時計
「凌平、団長と見世物見て回ってたんだって?」
クラヤミ6号――柊の部屋に帰って早々、彼はどこか非難めいた調子で尋ねてきた。
自分で連れてきたくせに、まさか柊はおれが見世物を見ることに反対しているのだろうか。
しかし考えることはしない。今日はもう疲れた。薄気味悪い異形たちを見まいと団長の背にしがみつきながら不恰好に歩いて箱がある空間を抜けてきたのだ。帰ってからふと見えた鏡の中の自分は憔悴していた。
「火の車だけだよ。ほかは何も。異形……はあんまり見てない」
異形と口にした瞬間あの潰れた目の化け物に視覚を一瞬だけ乗っとられる。身震いし、小さく頭を振ってそいつを頭から追い出す。
答えた時に柊の表情が一瞬だけ険のあるものに変わった気がしたが、今の柊はまだいつもの狐のお面をつけているし、化け物のことで頭がいっぱいだったから実際のところはわからない。
「凌平、なんかげっそりしてるね」
「……おれはお前が信じられねえんだけど。よくあんな化け物見て平気でいられるよ……」
「化け物? 火の車? 俺は格好良いなあと思ってた」
「火の車じゃなくて、なんてえの? 異形。人っぽくない異形だよ。なんか、グロい映画に出てくるようなやつとか、学校の怪談にいそうなエグイやつ」
「ああ。そのうち慣れるよ」
柊がしれっと言う。絶対慣れない。なんで柊はしれっと言えるのか。そのうちとはどのくらいなのか。こんなことを考えながら、箪笥からいつものTシャツと短パンを取り出す柊を眺めた。そういえば、柊はいつからこの見世物小屋にいるのだろう。
疑問がわいた。
――柊はなんなのだろうか。
雅ちゃんは死んでいた。だけどおれにはそれが信じられなかった。死んでいると聞いてすんなりと受け入れられたけど、それは彼女は生きている人間となんら変わりがなかったからかもしれない。団長は潰れた目だらけのモノを見て青くなるおれに、人と異形との違いについて話した。どう見ても人なのに異形であるモノも多くいるという。

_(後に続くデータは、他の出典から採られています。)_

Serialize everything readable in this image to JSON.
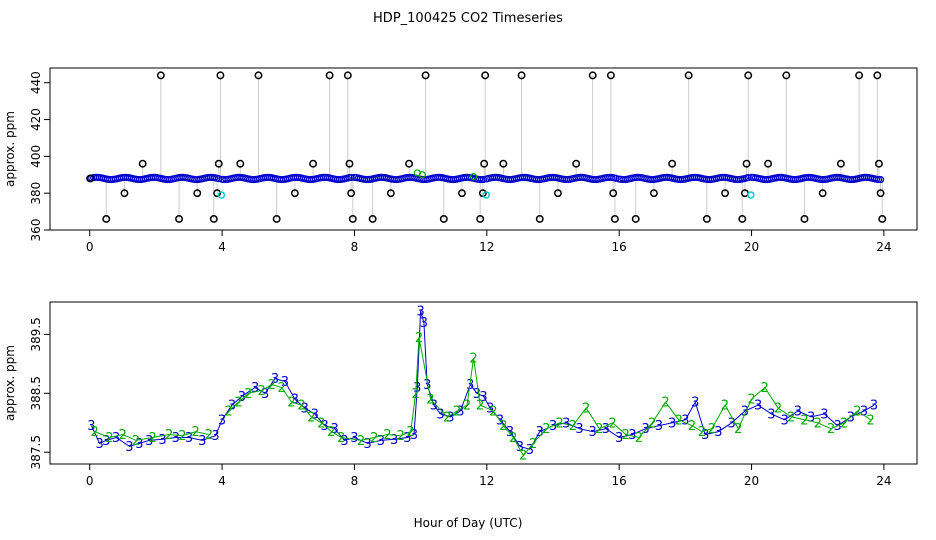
{
  "title": "HDP_100425  CO2 Timeseries",
  "xlabel": "Hour of Day (UTC)",
  "colors": {
    "line_gray": "#9a9a9a",
    "mode_black": "#000000",
    "mode_blue": "#0000cc",
    "mode_green": "#00aa00",
    "mode_cyan": "#00cccc"
  },
  "chart_data": [
    {
      "type": "scatter",
      "name": "top-panel",
      "ylabel": "approx. ppm",
      "xlim": [
        -1.2,
        25
      ],
      "ylim": [
        360,
        448
      ],
      "xticks": [
        0,
        4,
        8,
        12,
        16,
        20,
        24
      ],
      "yticks": [
        360,
        380,
        400,
        420,
        440
      ],
      "xtick_labels": [
        "0",
        "4",
        "8",
        "12",
        "16",
        "20",
        "24"
      ],
      "ytick_labels": [
        "360",
        "380",
        "400",
        "420",
        "440"
      ],
      "baseline_hour_segments": [
        [
          0.0,
          3.9
        ],
        [
          4.0,
          7.9
        ],
        [
          8.0,
          11.9
        ],
        [
          12.0,
          15.9
        ],
        [
          16.0,
          19.9
        ],
        [
          20.0,
          23.9
        ]
      ],
      "baseline_level": 388,
      "calibration_points": [
        {
          "x": 0.02,
          "y": 388
        },
        {
          "x": 0.5,
          "y": 366
        },
        {
          "x": 1.05,
          "y": 380
        },
        {
          "x": 1.6,
          "y": 396
        },
        {
          "x": 2.15,
          "y": 444
        },
        {
          "x": 2.7,
          "y": 366
        },
        {
          "x": 3.25,
          "y": 380
        },
        {
          "x": 3.75,
          "y": 366
        },
        {
          "x": 3.85,
          "y": 380
        },
        {
          "x": 3.9,
          "y": 396
        },
        {
          "x": 3.95,
          "y": 444
        },
        {
          "x": 4.55,
          "y": 396
        },
        {
          "x": 5.1,
          "y": 444
        },
        {
          "x": 5.65,
          "y": 366
        },
        {
          "x": 6.2,
          "y": 380
        },
        {
          "x": 6.75,
          "y": 396
        },
        {
          "x": 7.25,
          "y": 444
        },
        {
          "x": 7.8,
          "y": 444
        },
        {
          "x": 7.85,
          "y": 396
        },
        {
          "x": 7.9,
          "y": 380
        },
        {
          "x": 7.95,
          "y": 366
        },
        {
          "x": 8.55,
          "y": 366
        },
        {
          "x": 9.1,
          "y": 380
        },
        {
          "x": 9.65,
          "y": 396
        },
        {
          "x": 10.15,
          "y": 444
        },
        {
          "x": 10.7,
          "y": 366
        },
        {
          "x": 11.25,
          "y": 380
        },
        {
          "x": 11.8,
          "y": 366
        },
        {
          "x": 11.88,
          "y": 380
        },
        {
          "x": 11.92,
          "y": 396
        },
        {
          "x": 11.95,
          "y": 444
        },
        {
          "x": 12.5,
          "y": 396
        },
        {
          "x": 13.05,
          "y": 444
        },
        {
          "x": 13.6,
          "y": 366
        },
        {
          "x": 14.15,
          "y": 380
        },
        {
          "x": 14.7,
          "y": 396
        },
        {
          "x": 15.2,
          "y": 444
        },
        {
          "x": 15.75,
          "y": 444
        },
        {
          "x": 15.82,
          "y": 380
        },
        {
          "x": 15.87,
          "y": 366
        },
        {
          "x": 16.5,
          "y": 366
        },
        {
          "x": 17.05,
          "y": 380
        },
        {
          "x": 17.6,
          "y": 396
        },
        {
          "x": 18.1,
          "y": 444
        },
        {
          "x": 18.65,
          "y": 366
        },
        {
          "x": 19.2,
          "y": 380
        },
        {
          "x": 19.72,
          "y": 366
        },
        {
          "x": 19.8,
          "y": 380
        },
        {
          "x": 19.85,
          "y": 396
        },
        {
          "x": 19.9,
          "y": 444
        },
        {
          "x": 20.5,
          "y": 396
        },
        {
          "x": 21.05,
          "y": 444
        },
        {
          "x": 21.6,
          "y": 366
        },
        {
          "x": 22.15,
          "y": 380
        },
        {
          "x": 22.7,
          "y": 396
        },
        {
          "x": 23.25,
          "y": 444
        },
        {
          "x": 23.8,
          "y": 444
        },
        {
          "x": 23.85,
          "y": 396
        },
        {
          "x": 23.9,
          "y": 380
        },
        {
          "x": 23.95,
          "y": 366
        }
      ],
      "cyan_points": [
        {
          "x": 3.98,
          "y": 379
        },
        {
          "x": 11.98,
          "y": 379
        },
        {
          "x": 19.98,
          "y": 379
        }
      ],
      "green_points": [
        {
          "x": 9.9,
          "y": 391
        },
        {
          "x": 10.05,
          "y": 390
        },
        {
          "x": 11.6,
          "y": 389
        }
      ]
    },
    {
      "type": "line",
      "name": "bottom-panel",
      "ylabel": "approx. ppm",
      "xlim": [
        -1.2,
        25
      ],
      "ylim": [
        387.3,
        390.05
      ],
      "xticks": [
        0,
        4,
        8,
        12,
        16,
        20,
        24
      ],
      "yticks": [
        387.5,
        388.5,
        389.5
      ],
      "xtick_labels": [
        "0",
        "4",
        "8",
        "12",
        "16",
        "20",
        "24"
      ],
      "ytick_labels": [
        "387.5",
        "388.5",
        "389.5"
      ],
      "mode_markers": [
        "3",
        "2"
      ],
      "series": [
        {
          "name": "mode-3",
          "marker": "3",
          "color": "#0000cc",
          "x": [
            0.05,
            0.3,
            0.5,
            0.8,
            1.2,
            1.5,
            1.8,
            2.2,
            2.6,
            3.0,
            3.4,
            3.8,
            4.0,
            4.3,
            4.6,
            5.0,
            5.3,
            5.6,
            5.9,
            6.2,
            6.5,
            6.8,
            7.1,
            7.4,
            7.7,
            8.0,
            8.4,
            8.8,
            9.2,
            9.6,
            9.8,
            9.9,
            10.0,
            10.1,
            10.2,
            10.4,
            10.6,
            10.9,
            11.2,
            11.5,
            11.7,
            11.9,
            12.1,
            12.4,
            12.7,
            13.0,
            13.3,
            13.6,
            14.0,
            14.4,
            14.8,
            15.2,
            15.6,
            16.0,
            16.4,
            16.8,
            17.2,
            17.6,
            18.0,
            18.3,
            18.6,
            19.0,
            19.4,
            19.8,
            20.2,
            20.6,
            21.0,
            21.4,
            21.8,
            22.2,
            22.6,
            23.0,
            23.4,
            23.7
          ],
          "y": [
            387.95,
            387.65,
            387.7,
            387.75,
            387.6,
            387.65,
            387.7,
            387.72,
            387.75,
            387.75,
            387.7,
            387.78,
            388.05,
            388.3,
            388.45,
            388.6,
            388.5,
            388.75,
            388.7,
            388.4,
            388.25,
            388.15,
            387.95,
            387.9,
            387.7,
            387.75,
            387.65,
            387.7,
            387.72,
            387.75,
            387.8,
            388.6,
            389.9,
            389.7,
            388.65,
            388.3,
            388.15,
            388.1,
            388.2,
            388.65,
            388.5,
            388.45,
            388.25,
            388.05,
            387.85,
            387.6,
            387.55,
            387.85,
            387.95,
            388.0,
            387.9,
            387.85,
            387.9,
            387.75,
            387.8,
            387.9,
            387.95,
            388.0,
            388.05,
            388.35,
            387.8,
            387.85,
            388.0,
            388.2,
            388.3,
            388.15,
            388.05,
            388.2,
            388.1,
            388.15,
            387.95,
            388.1,
            388.2,
            388.3
          ]
        },
        {
          "name": "mode-2",
          "marker": "2",
          "color": "#00aa00",
          "x": [
            0.15,
            0.6,
            1.0,
            1.4,
            1.9,
            2.4,
            2.8,
            3.2,
            3.6,
            4.2,
            4.5,
            4.8,
            5.2,
            5.5,
            5.8,
            6.1,
            6.4,
            6.7,
            7.0,
            7.3,
            7.6,
            8.2,
            8.6,
            9.0,
            9.4,
            9.7,
            9.85,
            9.95,
            10.3,
            10.8,
            11.1,
            11.4,
            11.6,
            11.8,
            12.2,
            12.5,
            12.8,
            13.1,
            13.4,
            13.8,
            14.2,
            14.6,
            15.0,
            15.4,
            15.8,
            16.2,
            16.6,
            17.0,
            17.4,
            17.8,
            18.2,
            18.5,
            18.8,
            19.2,
            19.6,
            20.0,
            20.4,
            20.8,
            21.2,
            21.6,
            22.0,
            22.4,
            22.8,
            23.2,
            23.6
          ],
          "y": [
            387.85,
            387.75,
            387.8,
            387.7,
            387.75,
            387.8,
            387.78,
            387.85,
            387.8,
            388.2,
            388.35,
            388.5,
            388.55,
            388.65,
            388.6,
            388.35,
            388.3,
            388.1,
            388.0,
            387.85,
            387.75,
            387.7,
            387.75,
            387.8,
            387.78,
            387.85,
            388.5,
            389.45,
            388.4,
            388.1,
            388.2,
            388.3,
            389.1,
            388.3,
            388.2,
            387.95,
            387.75,
            387.45,
            387.65,
            387.9,
            388.0,
            387.95,
            388.25,
            387.9,
            388.0,
            387.8,
            387.75,
            388.0,
            388.35,
            388.05,
            387.95,
            387.85,
            387.9,
            388.3,
            387.9,
            388.4,
            388.6,
            388.25,
            388.1,
            388.05,
            388.0,
            387.9,
            388.0,
            388.2,
            388.05
          ]
        }
      ]
    }
  ]
}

おれは今まで柊のことを自分と同じ人間だと思ってきた。
でも、そうとは限らない。
人か、異形か。なんなのだろう。
団長は人でも異形でも見られる側と見る側がいると言った。彼の話しぶりは、人と異形になんの違いもないような、対等なものとしてみなしているようだった。
しかし、おれにとって異形は異形だし、恐ろしいものと感じる。
万一柊が異形だったらショックを受けるだろう。おれは柊に人間であって欲しかった。
「凌平?」
思いつめたように考えこむおれに、柊は首をかしげた。
柊を見る。彼はどこからどう見ても人間だ。異形らしさはひとかけらもない。聞いてしまえばいいのに、なぜか聞くのは憚られた。
「変な凌平」
Tシャツと短パンを投げてよこしながら柊が笑う。おれは投げられたTシャツを空中で掴み、身につけていた学生服から着替えることにした。
今日は何も聞かずに疲れたと告げて寝てしまおう。疲れたのは本当のことだから、嘘でもなんでもない。
そう決めて制服のずぼんを脱いだ時、ポケットに入っていたらしい腕時計がごとりと音を立てて床に転がった。
拾い上げてなんとなく文字盤を見る。時計は止まっていた。おれと柊の布団の間に置かれた置き時計を見る。深夜二時。もちろん時計は時を刻むために動いている。
「二時……」
声に出た。
「見世物小屋が動き出す時間だよ」
おれのひとりごとを受け、柊が言う。
「動き出す?」
「凌平が見たのは明るい見世物小屋。深夜二時にはヘドが出るような、普通の感覚の人が見たら思わず眉をしかめちゃうような、そんなようなショーとかが満載のもうひとつの入口が開くんだ」
「なんだよ、それ」
「知らないほうがいいって。普通にやってったら絶対に大丈夫」
「普通にって……」
「元団長に目を付けられなければ大丈夫」
「誰だよそれ……」
わからないことばかり言う柊に嫌気が差し、おれは短パンも履かずに布団の上に転がった。やっぱり今日はもう寝てしまおう。団長には一週間はこの環境に慣れるために掃除をしなくても良いと言われた。
「そういや、柊は行かねえの?」
「おれ?」
「柊も見世物って言ってたじゃんか」
「ああ」
柊が部屋の隅に置かれた薬箱に目を移す。あれは確か柊の相棒が入っている箱。視界の端で柊が肩をすくめた。